Extant research has established a correlation between the extent of EEG abnormalities and the degree of cognitive impairment[24]. EEG detects subtle declines in brain function before the manifestation of structural and metabolic abnormalities in patients with progressive MCI[25]. Resting-state EEG activity is characterized by an increase in low-frequency oscillations and a decrease in high-frequency oscillations in cognitively impaired individuals. Furthermore, EEG activity demonstrates a progressive decline during the transition from MCI to AD[26]. In the present study, a reduction in the proportion of patients demonstrating moderate EEG abnormalities was observed after rTMS treatment. This shift in EEG frequency patterns indicates an improvement in cerebral function, which may underlie the observed memory performance enhancement. RTMS treatment can restore the dynamic equilibrium between the cerebral hemispheres and reconstruct associated neural functions. It exerts modulatory effects on brain regions that are anatomically and functionally connected to the stimulation site, with transcallosal pathways facilitating effect on contralateral brain regions. Moreover, rTMS improves regulatory mechanisms governing neural balance, increases cognitive performance, and exerts neurotrophic effects through neurotransmitter release modulation and brain-derived neurotrophic factor expression upregulation. Further, it promotes cellular proliferation and differentiation, provides neuroprotective benefits, augments regional cerebral blood flow and metabolic activity, reconstructs cortical functional networks, and regulates various gene expressions and neurotransmitter levels. These mechanisms collectively improve cortical excitability in targeted brain regions, alleviate clinical symptoms, and enhance cognitive function[27,28]. RTMS treatment is distinguished by its high penetrative efficacy, which improves patient comfort and treatment adherence. It increases neuronal excitability and plasticity, restores regional cortical functionality, and directly stimulates the cerebral cortex, thereby mitigating cognitive impairment severity. During treatment, rTMS modulated self-awareness and regulated interhemispheric excitability, thereby achieving optimal therapeutic outcomes. Importantly, rTMS treatment was associated with a low incidence of adverse effects and demonstrates a favorable safety profile.
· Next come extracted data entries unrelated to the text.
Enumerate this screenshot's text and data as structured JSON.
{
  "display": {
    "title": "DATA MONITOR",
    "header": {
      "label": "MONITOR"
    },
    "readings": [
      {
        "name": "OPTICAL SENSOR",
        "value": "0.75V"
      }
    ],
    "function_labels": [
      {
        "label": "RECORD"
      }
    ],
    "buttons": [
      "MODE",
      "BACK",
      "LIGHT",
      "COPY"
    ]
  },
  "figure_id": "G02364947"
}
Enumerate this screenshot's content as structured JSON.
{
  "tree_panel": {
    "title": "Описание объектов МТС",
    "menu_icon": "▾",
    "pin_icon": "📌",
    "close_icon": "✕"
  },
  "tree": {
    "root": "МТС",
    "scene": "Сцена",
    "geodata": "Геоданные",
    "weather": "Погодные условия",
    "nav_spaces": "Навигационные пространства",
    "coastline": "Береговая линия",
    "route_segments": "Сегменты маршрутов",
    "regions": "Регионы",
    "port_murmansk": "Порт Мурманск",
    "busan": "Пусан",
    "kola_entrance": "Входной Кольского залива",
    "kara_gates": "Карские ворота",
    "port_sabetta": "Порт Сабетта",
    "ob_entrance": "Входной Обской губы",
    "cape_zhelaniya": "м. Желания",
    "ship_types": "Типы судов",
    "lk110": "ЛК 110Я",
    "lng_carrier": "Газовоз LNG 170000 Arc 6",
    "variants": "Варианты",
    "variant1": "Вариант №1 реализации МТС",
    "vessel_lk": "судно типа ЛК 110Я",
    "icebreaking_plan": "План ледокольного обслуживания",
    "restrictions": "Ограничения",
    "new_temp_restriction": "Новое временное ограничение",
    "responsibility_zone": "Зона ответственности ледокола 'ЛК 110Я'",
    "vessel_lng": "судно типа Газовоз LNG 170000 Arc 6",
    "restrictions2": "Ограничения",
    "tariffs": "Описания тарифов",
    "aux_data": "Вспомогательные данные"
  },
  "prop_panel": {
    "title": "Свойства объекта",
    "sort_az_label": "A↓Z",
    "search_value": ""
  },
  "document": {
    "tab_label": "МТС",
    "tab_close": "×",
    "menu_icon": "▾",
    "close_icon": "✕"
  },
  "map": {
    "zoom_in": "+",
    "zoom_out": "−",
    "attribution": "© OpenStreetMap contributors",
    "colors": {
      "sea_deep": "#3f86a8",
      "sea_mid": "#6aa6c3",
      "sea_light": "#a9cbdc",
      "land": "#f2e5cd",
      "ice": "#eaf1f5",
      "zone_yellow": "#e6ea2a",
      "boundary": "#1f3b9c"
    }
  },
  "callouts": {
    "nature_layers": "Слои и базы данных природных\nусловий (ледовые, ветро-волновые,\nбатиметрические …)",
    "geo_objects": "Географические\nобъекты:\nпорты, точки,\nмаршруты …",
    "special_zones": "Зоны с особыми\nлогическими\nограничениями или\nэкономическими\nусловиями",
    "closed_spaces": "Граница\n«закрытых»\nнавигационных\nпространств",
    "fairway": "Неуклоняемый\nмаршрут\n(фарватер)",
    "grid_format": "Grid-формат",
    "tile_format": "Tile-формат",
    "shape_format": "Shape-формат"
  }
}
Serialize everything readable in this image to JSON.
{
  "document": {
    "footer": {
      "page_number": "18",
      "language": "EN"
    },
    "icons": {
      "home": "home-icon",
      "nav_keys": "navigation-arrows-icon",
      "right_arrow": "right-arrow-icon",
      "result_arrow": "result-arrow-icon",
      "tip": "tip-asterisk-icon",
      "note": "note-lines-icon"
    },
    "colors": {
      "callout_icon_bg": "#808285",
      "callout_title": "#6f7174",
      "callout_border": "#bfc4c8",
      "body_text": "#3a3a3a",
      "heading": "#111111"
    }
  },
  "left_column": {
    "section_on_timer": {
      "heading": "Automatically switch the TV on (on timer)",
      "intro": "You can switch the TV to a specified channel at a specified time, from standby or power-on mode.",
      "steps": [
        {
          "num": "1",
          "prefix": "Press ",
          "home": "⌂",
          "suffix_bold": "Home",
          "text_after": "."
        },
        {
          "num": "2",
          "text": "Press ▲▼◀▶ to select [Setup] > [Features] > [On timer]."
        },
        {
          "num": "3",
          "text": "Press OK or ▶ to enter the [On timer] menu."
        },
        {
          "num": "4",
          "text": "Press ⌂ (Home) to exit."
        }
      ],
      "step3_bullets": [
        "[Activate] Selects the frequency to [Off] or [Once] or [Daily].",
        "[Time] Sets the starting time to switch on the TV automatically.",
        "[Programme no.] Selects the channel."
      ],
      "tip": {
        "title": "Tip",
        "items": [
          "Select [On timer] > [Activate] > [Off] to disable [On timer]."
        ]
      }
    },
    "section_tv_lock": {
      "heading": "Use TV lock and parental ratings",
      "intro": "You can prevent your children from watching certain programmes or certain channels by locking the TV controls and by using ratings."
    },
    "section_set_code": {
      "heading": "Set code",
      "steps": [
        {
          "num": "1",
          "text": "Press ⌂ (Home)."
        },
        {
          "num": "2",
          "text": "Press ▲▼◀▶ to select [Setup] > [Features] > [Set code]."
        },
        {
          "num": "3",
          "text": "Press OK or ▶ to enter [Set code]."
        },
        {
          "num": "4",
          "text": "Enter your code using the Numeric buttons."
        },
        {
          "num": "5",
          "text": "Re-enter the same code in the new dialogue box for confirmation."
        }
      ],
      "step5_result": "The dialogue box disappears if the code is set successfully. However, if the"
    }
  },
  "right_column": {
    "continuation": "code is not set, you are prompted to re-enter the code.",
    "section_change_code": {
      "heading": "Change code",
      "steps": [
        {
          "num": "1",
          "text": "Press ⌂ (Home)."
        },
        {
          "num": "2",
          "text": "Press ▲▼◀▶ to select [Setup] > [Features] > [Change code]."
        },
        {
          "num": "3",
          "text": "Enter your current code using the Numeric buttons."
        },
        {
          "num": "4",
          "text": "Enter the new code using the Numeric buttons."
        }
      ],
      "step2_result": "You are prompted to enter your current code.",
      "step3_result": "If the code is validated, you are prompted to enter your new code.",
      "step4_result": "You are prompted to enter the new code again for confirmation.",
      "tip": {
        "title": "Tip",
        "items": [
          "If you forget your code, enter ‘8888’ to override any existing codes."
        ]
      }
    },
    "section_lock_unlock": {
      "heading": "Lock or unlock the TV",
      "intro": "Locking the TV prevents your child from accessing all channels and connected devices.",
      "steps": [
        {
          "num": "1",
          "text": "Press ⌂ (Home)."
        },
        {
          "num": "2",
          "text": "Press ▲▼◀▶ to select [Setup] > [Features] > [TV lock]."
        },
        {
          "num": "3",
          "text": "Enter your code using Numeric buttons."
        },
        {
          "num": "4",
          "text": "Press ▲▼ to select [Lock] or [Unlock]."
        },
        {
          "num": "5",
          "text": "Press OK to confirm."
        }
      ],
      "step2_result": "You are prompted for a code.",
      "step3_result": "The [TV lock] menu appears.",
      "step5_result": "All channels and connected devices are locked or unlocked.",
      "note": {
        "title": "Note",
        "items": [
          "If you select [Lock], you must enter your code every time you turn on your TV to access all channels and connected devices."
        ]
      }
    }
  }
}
However, this study is subject to several limitations, including a relatively simplistic design, a limited sample size, and a short follow-up duration. The results indicate that rTMS improved therapeutic outcomes, alleviated clinical symptoms, and enhanced daily functioning in patients with MCI; however, the potential for bias in the study cannot be disregarded, which may be caused by limited sample size, limited observational indicators, etc. Thus, randomized controlled trials with larger cohorts and extended observation periods are warranted to identify optimal stimulation parameters and protocols, thereby maximizing the therapeutic efficacy of rTMS for cognitive impairment. Further, in clinical practice, we can use rTMS as an adjunctive physical stimulation therapy in the rehabilitation process, in addition to the patient’s medication for cyclic rTMS. Concurrently, rTMS-induced inter-epileptic seizures are the biggest side effect of rTMS, whether or not to induce inter-epileptic seizures is mainly associated with the stimulation intensity, frequency, stimulation site and other factors, the stimulation intensity of the stimulation of inter-epileptic seizures in the induction of the threshold strength of the stimulation above. Therefore, patients are recommended to be treated within the therapeutic parameters recommended by the rTMS safety guidelines.

CONCLUSION

In summary, rTMS represents a safe and effective non-pharmacological intervention for MCI and demonstrates the potential to mitigate memory decline, particularly as evidenced by EEG slowing, and to improve cognitive function to a measurable extent.